With the 777’s replacement, the 777X, long delayed and not scheduled to enter service until late 2026 at the earliest, demand for the A350 has taken off.
” The A350 has clearly emerged as the long-haul leader”, Saint-Exupéry said, adding that he projects it will be” the reference for replacing the big 777 fleet around the world”.
By 2028, Airbus intends to increase the A350 deliveries to 12 jets per month and the smaller widebody A330neo to four jets per month.
And there is a change in the one commercial aircraft market, where Boeing has until recently seen little competition from Airbus — cargo aircraft.
Boeing will stop making the 767 freighter in 2027 and the new 777X freighter won’t enter the market until 2028 at the earliest.

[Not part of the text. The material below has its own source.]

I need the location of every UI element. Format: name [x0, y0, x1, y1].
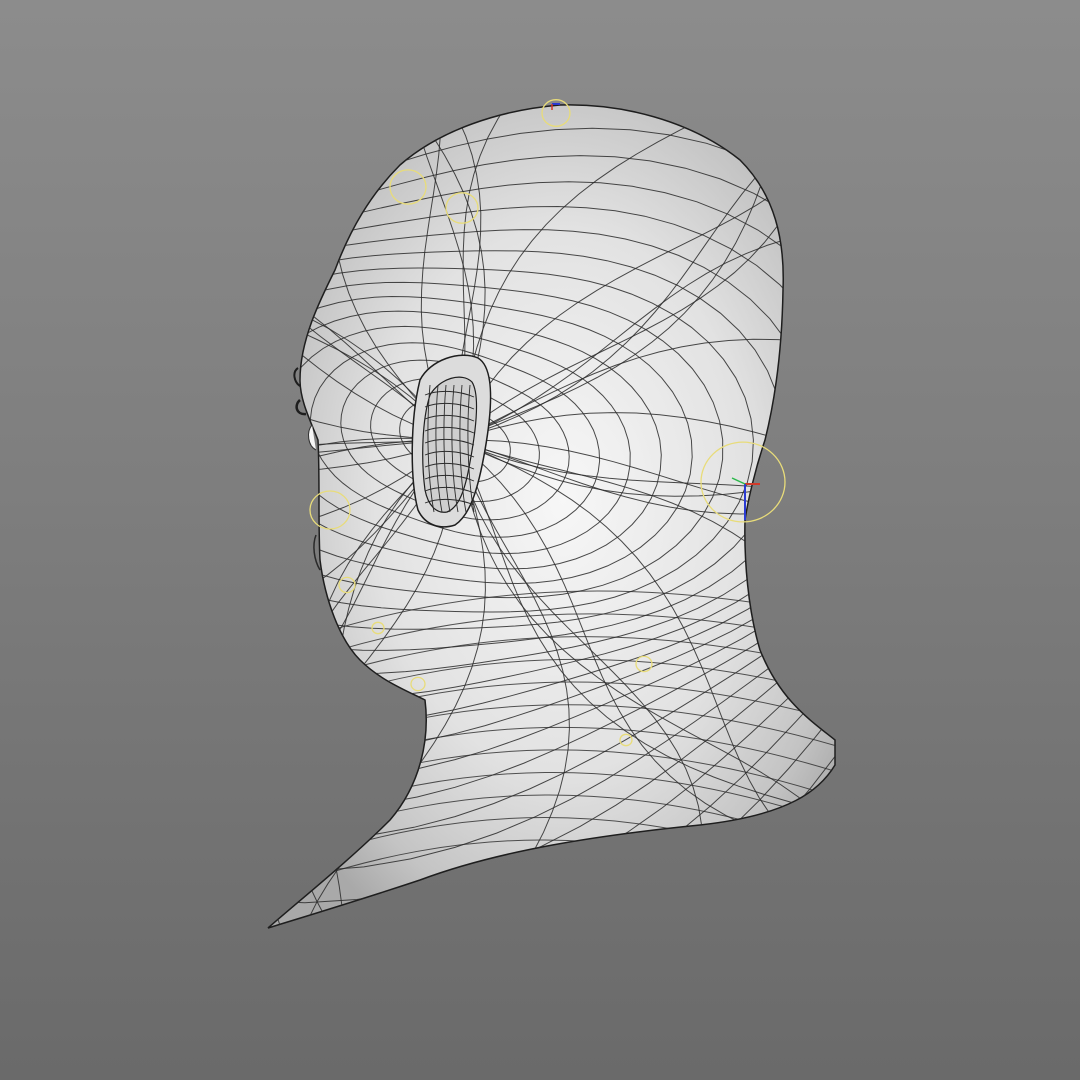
3d-viewport[interactable] — [0, 0, 1080, 1080]
head-mesh-surface[interactable] — [267, 104, 836, 929]
head-model[interactable] — [0, 0, 1080, 1080]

That offers an opening for the A350F cargo plane.
Starlux Airlines of Taiwan ordered five more A350Fs this month, too late for the 2024 order total, to double the jet’s total and increase its total order count to 60.
” One of our goals for 2025 is to get past the major freight companies in the United States. S”. said Saint-Exupéry, targeting the one cargo market still largely closed to Airbus.
The pressure from Airbus appears to be getting more and more intense as Boeing prepares for its 2025 launch with an ambition to correct its course and increase production safely.